P53 trans-dominantly suppresses tumor formation of human breast cancer cells mediated by retroviral bulk infection without marker gene selection: an expeditious in vitro protocol with implications towards gene therapy.

Abstract

Studies on the molecular basis of human breast cancer have demonstrated that mutational inactivation of the p53 tumor suppressor gene may be an essential step in the development of this cancer. We and others have previously shown that transfer of the wild-type p53 gene into cultured breast cancer cells reduced their malignant potential. We report here on a p53 gene transfer protocol based on a replication-incompetent retrovirus to efficiently inhibit tumor formation of cancer cells with endogenous mutant p53. The susceptibility of the cells to retroviral infection was determined with LZRNL transducing the lacZ reporter gene. A multiplicity of infection (moi) of 2 resulted in 90% of the exposed cell population in cytochemically detectable beta-galactosidase activity. Using the p53 vector Lhp53RNL with a moi of 2 was sufficient to completely supress tumor formation by the highly tumorigenic MDAMB231 breast cancer cells carrying a point missense mutation in codon 280. Even after 12 weeks, no vital tumors were histologically detectable.
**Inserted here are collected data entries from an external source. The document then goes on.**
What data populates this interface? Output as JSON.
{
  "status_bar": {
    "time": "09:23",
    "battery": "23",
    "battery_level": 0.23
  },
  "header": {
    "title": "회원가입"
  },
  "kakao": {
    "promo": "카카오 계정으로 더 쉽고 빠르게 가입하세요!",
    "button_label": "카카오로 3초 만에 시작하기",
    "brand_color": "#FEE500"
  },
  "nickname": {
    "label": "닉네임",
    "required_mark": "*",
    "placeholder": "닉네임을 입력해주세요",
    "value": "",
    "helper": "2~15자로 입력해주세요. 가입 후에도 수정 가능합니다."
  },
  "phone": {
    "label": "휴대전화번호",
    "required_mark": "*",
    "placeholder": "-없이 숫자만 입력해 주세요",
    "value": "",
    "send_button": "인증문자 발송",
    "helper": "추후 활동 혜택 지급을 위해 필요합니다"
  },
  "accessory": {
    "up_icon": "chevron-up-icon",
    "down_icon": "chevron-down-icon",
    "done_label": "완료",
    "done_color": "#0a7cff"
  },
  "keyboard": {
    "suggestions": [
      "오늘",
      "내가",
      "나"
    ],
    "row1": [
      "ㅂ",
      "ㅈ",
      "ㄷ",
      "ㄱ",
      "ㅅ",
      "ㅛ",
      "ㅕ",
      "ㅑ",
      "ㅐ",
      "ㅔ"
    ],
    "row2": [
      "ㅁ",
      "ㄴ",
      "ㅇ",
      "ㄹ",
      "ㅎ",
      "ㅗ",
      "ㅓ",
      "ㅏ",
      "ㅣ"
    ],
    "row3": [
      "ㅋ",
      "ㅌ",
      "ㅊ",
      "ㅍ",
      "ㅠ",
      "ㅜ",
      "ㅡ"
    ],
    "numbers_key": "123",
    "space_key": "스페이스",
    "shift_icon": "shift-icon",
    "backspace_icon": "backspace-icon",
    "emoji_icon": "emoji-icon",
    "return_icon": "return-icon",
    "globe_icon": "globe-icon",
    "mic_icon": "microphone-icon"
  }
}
For comparison, established protocols were used to infect MDAMB231 cells with low moi with the p53 virus. Clones were expanded in G418-selective media for few weeks, pooled and injected into nude mice. Tumor formation occurred already after 1 week from G418-selected cells. Long-term expression of the p53 transgene was more stable in retrovirally bulk-infected and nonselected cells resulting in an efficient suppression of tumor formation. This approach may facilitate future studies on other growth suppressive genes that potentially qualify for in vivo gene therapy.